1897
Jules Moy -
L'unicoloriste; Monologue dit par M. Coquelin Cadet |
L’unicoloriste
(L'acteur entre en scène avec trois cadres
contenant chacun une feuille de papier de couleur unie: Blanche,
Violette, et Noire.)
Non, mais comment trouvez-vous ça?
Moi, Anatole Trouillefer, je viens d'être refusé au
salon! Moi, le chef d’une nouvelle école de peinture, le fondateur
des unicoloristes! On comptait déjà parmi les peintres des
impressionnistes, des pointillistes, des tachistes, des paysagistes,
des bandagistes, etc.; il ne manquait que les unicoloristes: je les ai
créés. Les unicoloristes, comme leur nom l'indique, ce sont des
peintres qui n'emploient qu'une seule couleur pour chaque tableau;
c'est moins criard et c'est plus sobre, c'est moins banal et c'est
plus original, c'est moins sale et c'est beaucoup plus propre. Autant
je comprends le mélange des sexes, autant je comprends peu le
mélange des couleurs. Chacun son goût; or c'est le mien, je l'adopte
et je le partage sans discuter: les goûts et les couleurs ne se
discutent pas. Avec l'unicolorisme plus de gâchis, plus de toiles
salies, plus de palettes maculées. Ainsi, jetez un coup d'oeil sur
mes tableaux; ne les trouvez-vous pas lumineux de clarté? Voyez-vous
là-dedans quelque chose de discordant qui accroche l'œil? Au moins
ça vous change des tableaux habituels sur lesquels messieurs les
peintres n'hésitent pas à gâcher trois ou quatre couleurs pour
essayer d'en composer une seule! Et puis, la motié du temps, on n'y
comprend rien dans les tableaux des autres; au moins avec les miens,
inutile de feuilleter un catalogue pour en découvrir le sujet; mes
tableaux parlent d'eux-mêmes.
(il montre le cadre contenant la feuille blanche.)

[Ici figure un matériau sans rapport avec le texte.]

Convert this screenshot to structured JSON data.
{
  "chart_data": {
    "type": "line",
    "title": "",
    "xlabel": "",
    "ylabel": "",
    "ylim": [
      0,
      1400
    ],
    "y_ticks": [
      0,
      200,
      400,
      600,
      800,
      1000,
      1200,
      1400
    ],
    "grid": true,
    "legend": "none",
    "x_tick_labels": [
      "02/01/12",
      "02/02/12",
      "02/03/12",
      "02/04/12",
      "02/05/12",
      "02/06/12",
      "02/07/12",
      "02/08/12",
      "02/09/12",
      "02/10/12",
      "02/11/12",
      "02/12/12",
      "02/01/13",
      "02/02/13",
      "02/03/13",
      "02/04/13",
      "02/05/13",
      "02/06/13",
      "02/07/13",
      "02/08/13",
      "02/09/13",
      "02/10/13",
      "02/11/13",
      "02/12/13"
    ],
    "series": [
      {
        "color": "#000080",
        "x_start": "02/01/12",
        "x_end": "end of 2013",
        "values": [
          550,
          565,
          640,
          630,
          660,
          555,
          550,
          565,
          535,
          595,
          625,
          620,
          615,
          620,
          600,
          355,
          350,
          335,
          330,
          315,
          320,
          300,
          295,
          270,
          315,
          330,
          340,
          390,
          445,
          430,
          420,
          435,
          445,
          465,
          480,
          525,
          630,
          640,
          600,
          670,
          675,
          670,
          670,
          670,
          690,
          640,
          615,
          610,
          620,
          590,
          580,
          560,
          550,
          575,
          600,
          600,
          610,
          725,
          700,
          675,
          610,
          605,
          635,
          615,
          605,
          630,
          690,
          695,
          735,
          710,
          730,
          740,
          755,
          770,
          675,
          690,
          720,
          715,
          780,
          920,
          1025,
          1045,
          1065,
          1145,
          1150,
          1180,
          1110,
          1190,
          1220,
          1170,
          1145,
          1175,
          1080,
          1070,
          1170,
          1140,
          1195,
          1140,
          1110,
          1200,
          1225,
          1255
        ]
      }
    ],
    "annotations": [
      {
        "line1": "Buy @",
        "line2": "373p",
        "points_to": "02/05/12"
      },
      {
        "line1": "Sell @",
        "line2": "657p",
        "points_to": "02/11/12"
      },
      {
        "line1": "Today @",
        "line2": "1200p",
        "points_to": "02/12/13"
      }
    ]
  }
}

Pas besoin d’être bachelier pour voir que celui-là
représente des pierrots anémiques qui se lancent des boules de neige
pendant que des communiantes sont en train de manger du fromage à la
crème dans une carrière de blanc d'Espagne sur le Mont-Blanc; en
haut, à gauche, ce sont des colombes qui s'envolent en tenant du
sucre dans leur bec.
Eh bien! vous me croirez si vous voulez: on m'a
refusé ce tableau-là! Pour faire plaisir à ces messieurs du jury,
il aurait sans doute fallu que je change mes communiantes en Loïes-Fullers
et que j'habille mes pierrots comme des Arlequins! Dame! aujourd'hui
c'est comme ça: vous avez des protections, ça va bien; vous n'avez
pas de protec-tions... pfst! (Faire le geste de couper.)
(il montre le cadre
contenant la feuille violette:)
Et ce tableau-là! A-t-on besoin de sortir de l’Ecole
des Beaux-Arts pour le comprendre? Tout le monde voit du premier coup
d’oeil que ce sont des évêques couverts d'améthystes qui sont en
train de se distribuer des palmes académiques dans un champ
d'aubergines.
Eb bien! vous me croirez si vous voulez, on m'a
également refusé ce tableau-là! Pour faire plaisir à ces messieurs
du jury, il aurait sans doute fallu que j'habille mes évèques comme
des cardinaux et que je fasse pousser mes aubergines dans un champs de
navets! Dame! aujourd'hui c'est comme ça: vous avez des protections,
ça va bien, vous n'avez pas de protections... pfst !!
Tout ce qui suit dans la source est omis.